Dating archaic biblical hebrew poetry
Some revisionist historians insist that the Bible in its entirety is a product of the Hellenistic age, but according to Hendel and Joosten, the truth is much more complicated and much more intriguing. These theories of age-dating are explained — and often criticized — in “How Old Is the Hebrew Bible?Some passages represent “the oldest age of biblical literature,” predating the period when King David and his successors reigned in ancient Israel, perhaps as early as 3,000 years ago. The most recent books of the Bible are dated as late as the second century B. ” The authors point out that the Bible “is a brittle text, fracturing under the slightest pressure,” and they point out the “strata and fragments” that serve as dating tools to place a particular passage at a specific point in history.” Spelling, vocabulary, “conscious archaizing” of late texts, and even scribal mistakes show “how the language and text change over time.” Hendel is the Norma and Sam Dabby Professor of Hebrew Bible and Jewish Studies at the University of California, Berkeley, and Joosten is the Regius Professor of Hebrew at the University of Oxford.This particularly lean style is characterized by short lines, consisting of only two to six words per line, lending the impression of a heightened, dense form of discourse, achieved by bringing semantically important words together.As with other bodies of poetry, it routinely involves higher concentrations of words and phrases with rare meanings or usages, bold ellipses, sudden transitions, and other stylistic complexity.

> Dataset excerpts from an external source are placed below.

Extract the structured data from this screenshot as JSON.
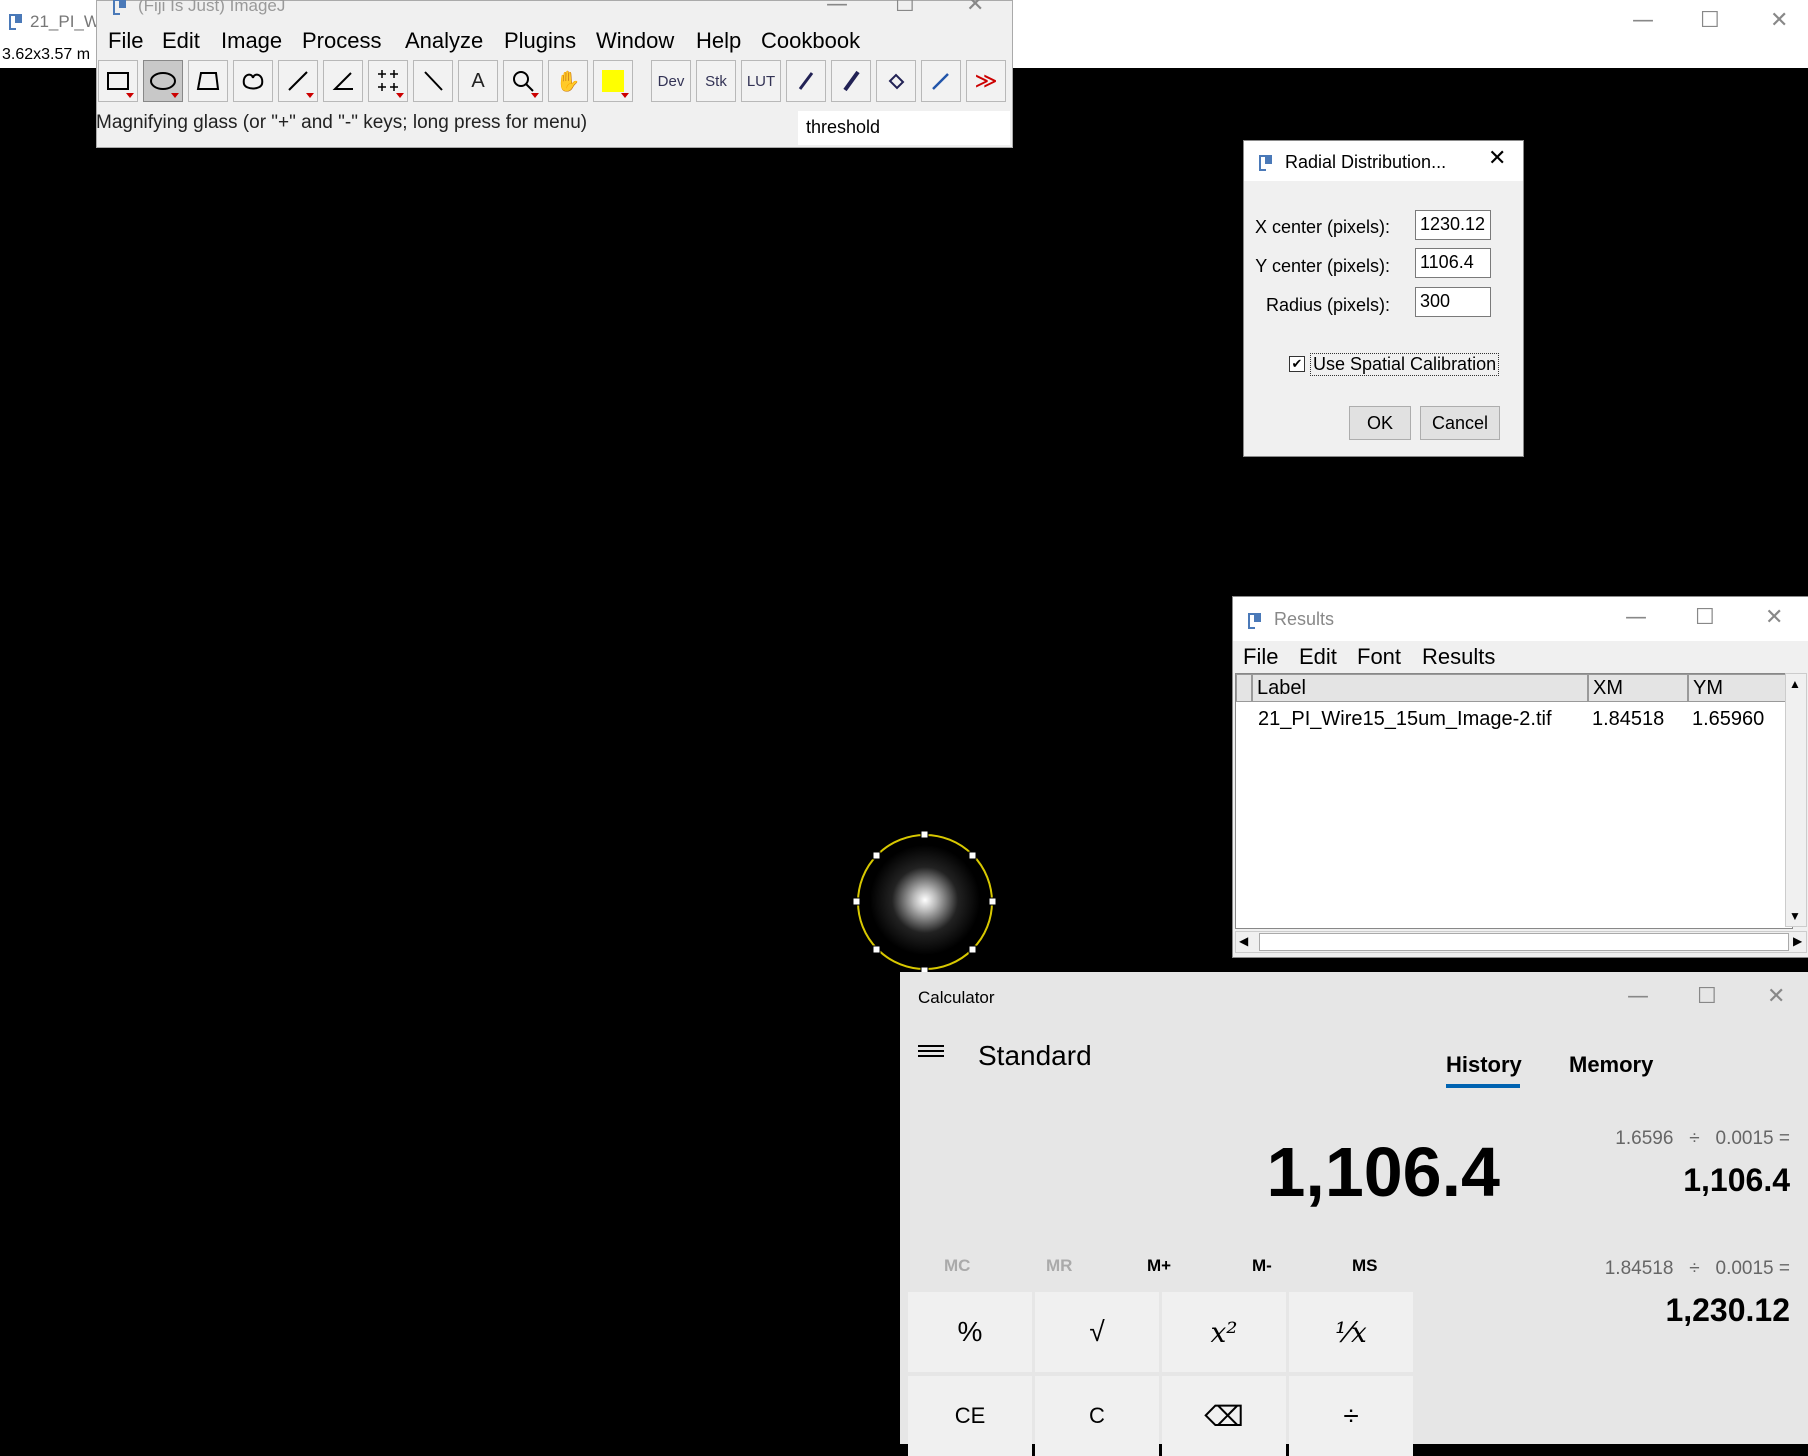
{
  "image_window": {
    "title": "21_PI_W",
    "info": "3.62x3.57 m"
  },
  "imagej": {
    "title": "(Fiji Is Just) ImageJ",
    "menus": [
      "File",
      "Edit",
      "Image",
      "Process",
      "Analyze",
      "Plugins",
      "Window",
      "Help",
      "Cookbook"
    ],
    "tools": [
      "rectangle",
      "oval",
      "polygon",
      "freehand",
      "line",
      "angle",
      "multipoint",
      "wand",
      "text",
      "zoom",
      "hand",
      "color-picker",
      "Dev",
      "Stk",
      "LUT",
      "pencil",
      "brush",
      "flood-fill",
      "picker",
      "more"
    ],
    "status": "Magnifying glass (or \"+\" and \"-\" keys; long press for menu)",
    "search": "threshold"
  },
  "radial_dialog": {
    "title": "Radial Distribution...",
    "x_label": "X center (pixels):",
    "x_value": "1230.12",
    "y_label": "Y center (pixels):",
    "y_value": "1106.4",
    "r_label": "Radius (pixels):",
    "r_value": "300",
    "checkbox_label": "Use Spatial Calibration",
    "checkbox_checked": true,
    "ok": "OK",
    "cancel": "Cancel"
  },
  "results": {
    "title": "Results",
    "menus": [
      "File",
      "Edit",
      "Font",
      "Results"
    ],
    "headers": [
      "Label",
      "XM",
      "YM"
    ],
    "rows": [
      [
        "21_PI_Wire15_15um_Image-2.tif",
        "1.84518",
        "1.65960"
      ]
    ]
  },
  "calculator": {
    "title": "Calculator",
    "mode": "Standard",
    "tab_history": "History",
    "tab_memory": "Memory",
    "display": "1,106.4",
    "memory_buttons": [
      "MC",
      "MR",
      "M+",
      "M-",
      "MS"
    ],
    "keys_row1": [
      "%",
      "√",
      "x²",
      "¹⁄x"
    ],
    "keys_row2": [
      "CE",
      "C",
      "⌫",
      "÷"
    ],
    "history": [
      {
        "expr": "1.6596   ÷   0.0015 =",
        "result": "1,106.4"
      },
      {
        "expr": "1.84518   ÷   0.0015 =",
        "result": "1,230.12"
      }
    ]
  }
}
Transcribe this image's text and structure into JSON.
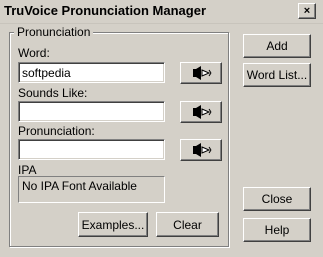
{
  "window": {
    "title": "TruVoice Pronunciation Manager",
    "close_glyph": "×"
  },
  "group": {
    "legend": "Pronunciation"
  },
  "word": {
    "label": "Word:",
    "value": "softpedia"
  },
  "sounds_like": {
    "label": "Sounds Like:",
    "value": ""
  },
  "pronunciation": {
    "label": "Pronunciation:",
    "value": ""
  },
  "ipa": {
    "label": "IPA",
    "value": "No IPA Font Available"
  },
  "buttons": {
    "examples": "Examples...",
    "clear": "Clear",
    "add": "Add",
    "word_list": "Word List...",
    "close": "Close",
    "help": "Help"
  },
  "icons": {
    "speak": "speaker-play-icon"
  }
}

In one example, the Hebrew name of King David is spelled ﬢ וּ ﬢ (daled, vav, daled) in the Tel Dan inscription, which dates to the ninth century B. E., but the same name is predominantly spelled ﬢ וּיּ ﬢ (daled, vav, yod, daled) in Chronicles, Ezra, Nehemiah and other biblical books that originated several centuries later during the Persian period.In quite a different vein, although written at about the same time, O’Connor 1997 (originally published in 1980) presents a minute syntactic description of Hebrew poetry that has been met with mixed reviews, in part due to its demanding nature, though for the patient reader, the book contains many insights.